N.C. Rep. Graig Meyer, D-Orange, made an appearance to address the crowd.
“I wish you didn’t have to do this. I wish you could be in your classes. I wish you could be focusing on the things that you came here to study for,” Meyer said. “But the truth is, my generation and the generation before me has failed you. Your generation is going to have to lead. You’re going to have to speak up.”
Several students proudly admitted to skipping class to add their voices to the rally.
“This is the kind of thing that’s going to go down in history.

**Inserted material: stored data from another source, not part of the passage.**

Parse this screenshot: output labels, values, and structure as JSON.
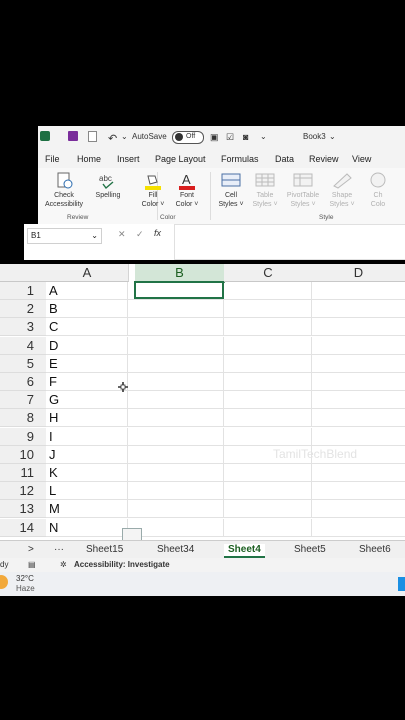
{
  "titlebar": {
    "autosave_label": "AutoSave",
    "autosave_state": "Off",
    "book_name": "Book3",
    "chevron": "⌄"
  },
  "menu": {
    "file": "File",
    "home": "Home",
    "insert": "Insert",
    "page_layout": "Page Layout",
    "formulas": "Formulas",
    "data": "Data",
    "review": "Review",
    "view": "View"
  },
  "ribbon": {
    "check_line1": "Check",
    "check_line2": "Accessibility",
    "spelling": "Spelling",
    "review_group": "Review",
    "fill_line1": "Fill",
    "fill_line2": "Color ˅",
    "font_line1": "Font",
    "font_line2": "Color ˅",
    "color_group": "Color",
    "cell_line1": "Cell",
    "cell_line2": "Styles ˅",
    "table_line1": "Table",
    "table_line2": "Styles ˅",
    "pivot_line1": "PivotTable",
    "pivot_line2": "Styles ˅",
    "shape_line1": "Shape",
    "shape_line2": "Styles ˅",
    "chart_line1": "Ch",
    "chart_line2": "Colo",
    "style_group": "Style",
    "fill_accent": "#f5e000",
    "font_accent": "#d81e1e"
  },
  "formula_bar": {
    "name_box": "B1",
    "fx": "fx",
    "value": ""
  },
  "grid": {
    "columns": [
      "A",
      "B",
      "C",
      "D"
    ],
    "selected_column": "B",
    "rows": [
      {
        "num": "1",
        "a": "A"
      },
      {
        "num": "2",
        "a": "B"
      },
      {
        "num": "3",
        "a": "C"
      },
      {
        "num": "4",
        "a": "D"
      },
      {
        "num": "5",
        "a": "E"
      },
      {
        "num": "6",
        "a": "F"
      },
      {
        "num": "7",
        "a": "G"
      },
      {
        "num": "8",
        "a": "H"
      },
      {
        "num": "9",
        "a": "I"
      },
      {
        "num": "10",
        "a": "J"
      },
      {
        "num": "11",
        "a": "K"
      },
      {
        "num": "12",
        "a": "L"
      },
      {
        "num": "13",
        "a": "M"
      },
      {
        "num": "14",
        "a": "N"
      }
    ]
  },
  "watermark": "TamilTechBlend",
  "sheets": {
    "arrow": ">",
    "more": "···",
    "tabs": [
      "Sheet15",
      "Sheet34",
      "Sheet4",
      "Sheet5",
      "Sheet6"
    ],
    "active": "Sheet4"
  },
  "status": {
    "ready": "dy",
    "accessibility": "Accessibility: Investigate"
  },
  "taskbar": {
    "temperature": "32°C",
    "condition": "Haze"
  },
  "colors": {
    "excel_green": "#217346",
    "accent_selected": "#d3e6d7"
  }
}
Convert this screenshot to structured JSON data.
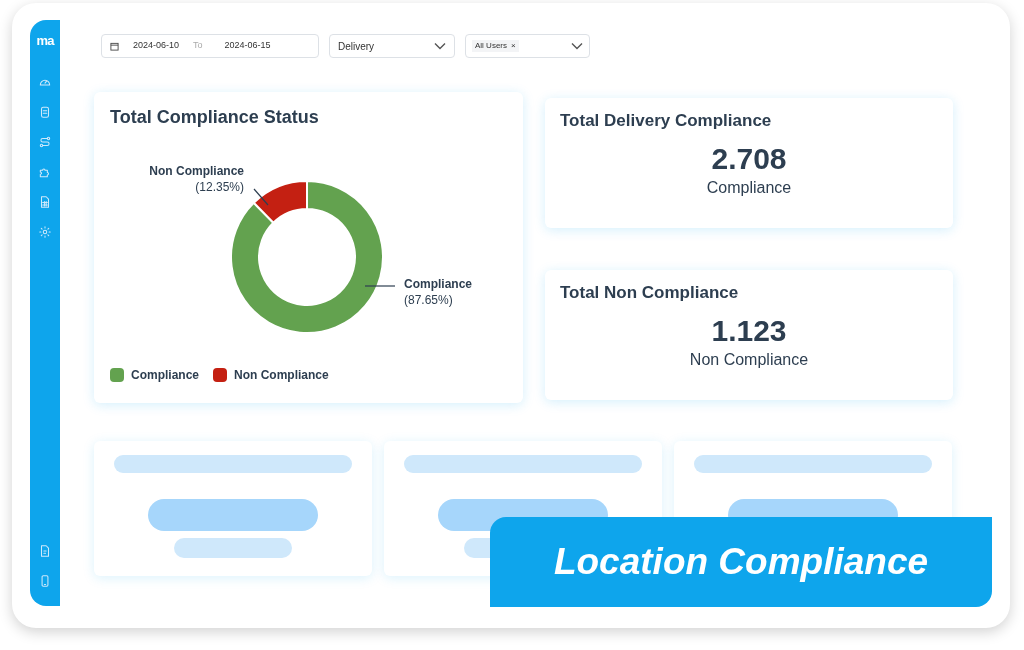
{
  "sidebar": {
    "logo": "ma"
  },
  "filters": {
    "date_from": "2024-06-10",
    "date_separator": "To",
    "date_to": "2024-06-15",
    "type": "Delivery",
    "users_tag": "All Users",
    "tag_remove": "×"
  },
  "compliance_card": {
    "title": "Total Compliance Status",
    "chart_data": {
      "type": "donut",
      "categories": [
        "Compliance",
        "Non Compliance"
      ],
      "values": [
        87.65,
        12.35
      ],
      "colors": [
        "#63a24f",
        "#c42012"
      ],
      "value_labels": [
        "(87.65%)",
        "(12.35%)"
      ]
    },
    "legend": [
      {
        "label": "Compliance",
        "color": "#63a24f"
      },
      {
        "label": "Non Compliance",
        "color": "#c42012"
      }
    ]
  },
  "stat_cards": [
    {
      "title": "Total Delivery Compliance",
      "value": "2.708",
      "caption": "Compliance"
    },
    {
      "title": "Total Non Compliance",
      "value": "1.123",
      "caption": "Non Compliance"
    }
  ],
  "banner": {
    "text": "Location Compliance"
  }
}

We’ll look back and know that we were a part of this,” first-year Madison Devries said. “I want to be able to say that I gave it everything I could in the hopes that the future would be better.”
Meyer encouraged students to attend the General Assembly in Raleigh to continue their fight.
“I will work with you and open the doors," Meyer said. "But I need you to come and bring your energy and your voices."
Chapel Hill Mayor Pam Hemminger reminded the crowd that rallies alone will not change gun policy laws and encouraged students to get involved in other supplementary ways.
“We are so proud of you for stepping up,” Hemminger said. “You are amazing on social media. What you’re not amazing at is voting. Get out there and vote. Make your voices heard. In a group like this, you are hard to ignore.”
Nearby, students registered to vote next to a table where protesters had the opportunity to write letters to survivors of the shooting.
“Congress will only make a change when people put pressure on Congress to change,” Meyer said.
U.S. Rep. David Price, D-N.C., pleaded with students to keep the fight alive in the coming weeks.
“There really is something new about this, something powerful," Price said. "And it’s because of the students. We can’t let this die. We have to keep pushing.”
Many have noted that this shooting has inspired an unprecedented response from the younger generations, with survivors applying daily pressure to Congress for stricter gun control and students organizing large-scale walk-outs and protests across the nation.
“In North Carolina, there are more restrictions on fireworks than there are on firearms,” Meyer said, eliciting boos. “We can do better.”
In the crowd stood a student adding a distinctly collegiate flare to Meyer’s words with a sign asking how he could legally purchase an assault rifle, but not alcohol. Other students expressed similar frustrations with signs pieced together in dorm rooms despite midterm season.
“It’s so much more important to be civically engaged,” first-year Brady Creef said about the difficulty of attending a protest during a busy time. “If 17 kids in a high school can get gunned down and there’s no action, as a nation, we failed them, their families and all other kids who have gone through that and will potentially go through that.”
A group of Duke University students traveled from Durham to join the protest, carrying a sign reading, “If Duke and UNC can come together against gun violence, why can’t Congress?”
“We came out because it’s such an important cause,” Duke junior Eliana Lauder said. “There are no borders, even the week before the game.”